Jika anda tidak mempercayai saya, silakan periksa biografi syaikh yang sebenarnya, semoga Alloh merahmati beliau, dan bandingkanlah dakwah beliau dan apa yang beliau tulis di dalam buku-buku beliau dengan al-Qur`an dan as-Sunnah. Janganlah anda mendengarkan orang-orang yang hidup di masyarakat muslim yang mengatakan : ”Kamu tidak akan dapat membaca dan memahami al-Qur`an dan hadits dengan diri anda sendiri, karena anda bukanlah orang pada tingkatan tersebut. Anda harus punya imam untuk melakukan hal itu. Anda harus menerima segala hal yang dikatakan imam karena anda tidak mengetahui ilmunya.”
Memang benar bahwa seseorang memerlukan seorang guru untuk membimbingnya di dalam proses belajar. Tujuan utamanya adalah untuk mengetahui dan mengikuti nash (teks) Islam kemudian mengaplikasikannya ke dalam hidup kita, tidak hanya berhenti sampai mengetahui apa yang dikatakan oleh fulan dan fulan.

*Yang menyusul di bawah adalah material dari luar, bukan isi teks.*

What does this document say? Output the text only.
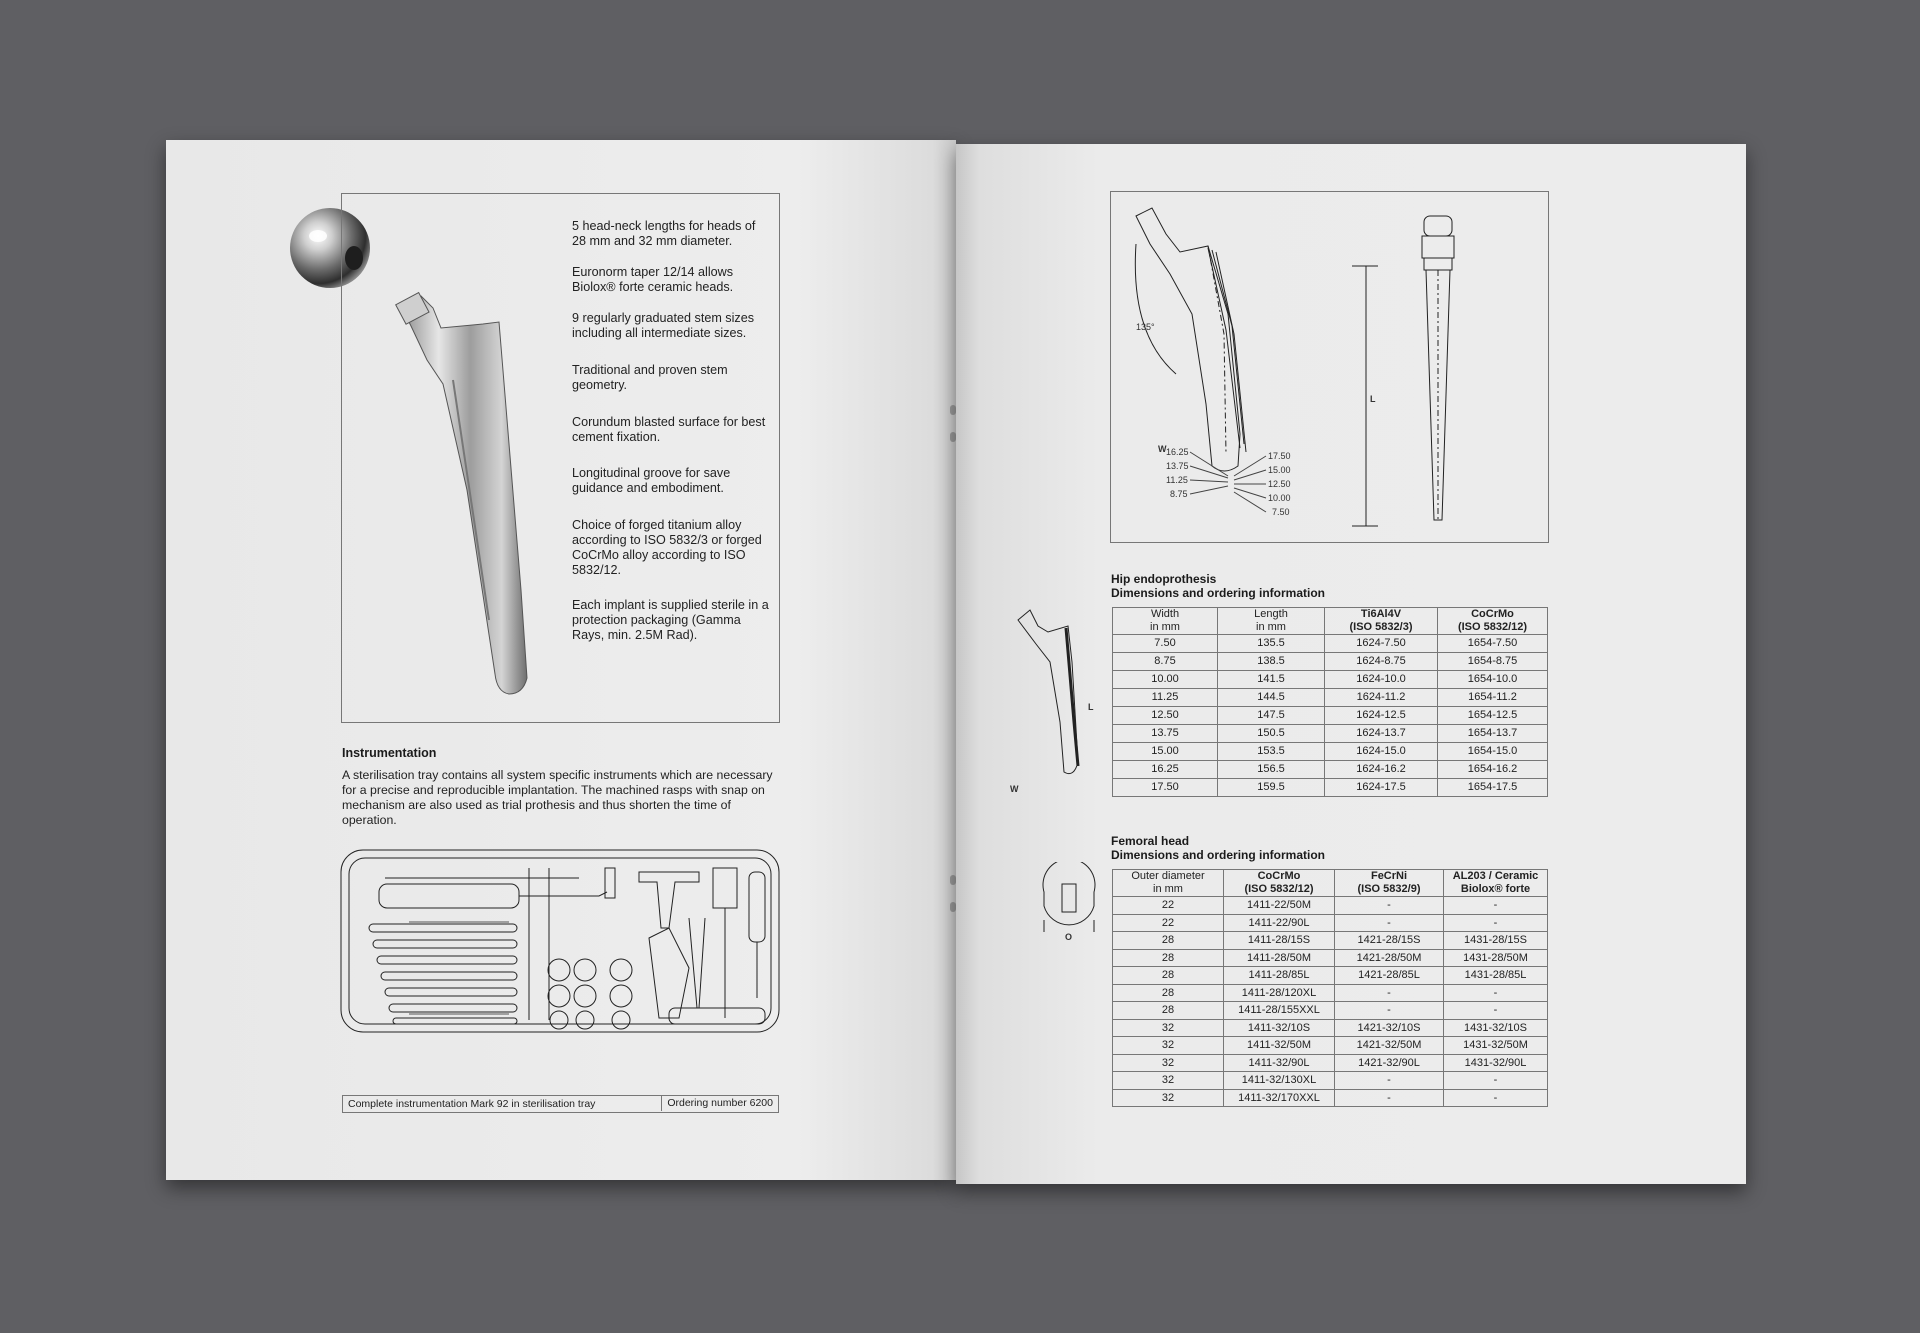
5 head-neck lengths for heads of 28 mm and 32 mm diameter.

Euronorm taper 12/14 allows Biolox® forte ceramic heads.

9 regularly graduated stem sizes including all intermediate sizes.

Traditional and proven stem geometry.

Corundum blasted surface for best cement fixation.

Longitudinal groove for save guidance and embodiment.

Choice of forged titanium alloy according to ISO 5832/3 or forged CoCrMo alloy according to ISO 5832/12.

Each implant is supplied sterile in a protection packaging (Gamma Rays, min. 2.5M Rad).

Instrumentation
A sterilisation tray contains all system specific instruments which are necessary for a precise and reproducible implantation. The machined rasps with snap on mechanism are also used as trial prothesis and thus shorten the time of operation.
Complete instrumentation Mark 92 in sterilisation tray	Ordering number 6200
135°
L
W 16.25
13.75
11.25
8.75
17.50
15.00
12.50
10.00
7.50
Hip endoprothesis
Dimensions and ordering information
L
W
Width
in mm	Length
in mm	Ti6Al4V
(ISO 5832/3)	CoCrMo
(ISO 5832/12)
7.50	135.5	1624-7.50	1654-7.50
8.75	138.5	1624-8.75	1654-8.75
10.00	141.5	1624-10.0	1654-10.0
11.25	144.5	1624-11.2	1654-11.2
12.50	147.5	1624-12.5	1654-12.5
13.75	150.5	1624-13.7	1654-13.7
15.00	153.5	1624-15.0	1654-15.0
16.25	156.5	1624-16.2	1654-16.2
17.50	159.5	1624-17.5	1654-17.5
Femoral head
Dimensions and ordering information
O
Outer diameter
in mm	CoCrMo
(ISO 5832/12)	FeCrNi
(ISO 5832/9)	AL203 / Ceramic
Biolox® forte
22	1411-22/50M	-	-
22	1411-22/90L	-	-
28	1411-28/15S	1421-28/15S	1431-28/15S
28	1411-28/50M	1421-28/50M	1431-28/50M
28	1411-28/85L	1421-28/85L	1431-28/85L
28	1411-28/120XL	-	-
28	1411-28/155XXL	-	-
32	1411-32/10S	1421-32/10S	1431-32/10S
32	1411-32/50M	1421-32/50M	1431-32/50M
32	1411-32/90L	1421-32/90L	1431-32/90L
32	1411-32/130XL	-	-
32	1411-32/170XXL	-	-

Tujuan kita adalah meneladani Nabi Shallallahu ’alaihi wa Salam di dalam segala perkara yang beliau sampaikan kepada kita, bukannya malah mengikuti orang selain beliau di dalam segala hal yang ia katakan kepada kita.
Dari sini kita dapat menarik kesimpulan bahwa label ”wahhabi” itu pertama kali diciptakan oleh musuh-musuh dakwah tauhid dan sunnah, yang kemudian diwariskan kepada generasi setelahnya para pembenci sunnah di zaman kita ini. Sebagaimana para pencinta sunnah mewarisi kecintaan dan respek mereka terhadap sunnah dari orang-orang sebelum mereka yang mengikuti dan mendakwahkan sunnah, demikian pula dengan musuh-musuh dan pembenci sunnah yang mewarisi kebencian dan kedengkian mereka dari orang-orang sebelum mereka yang dulunya memusuhi dan membenci sunnah dan ahlus sunnah.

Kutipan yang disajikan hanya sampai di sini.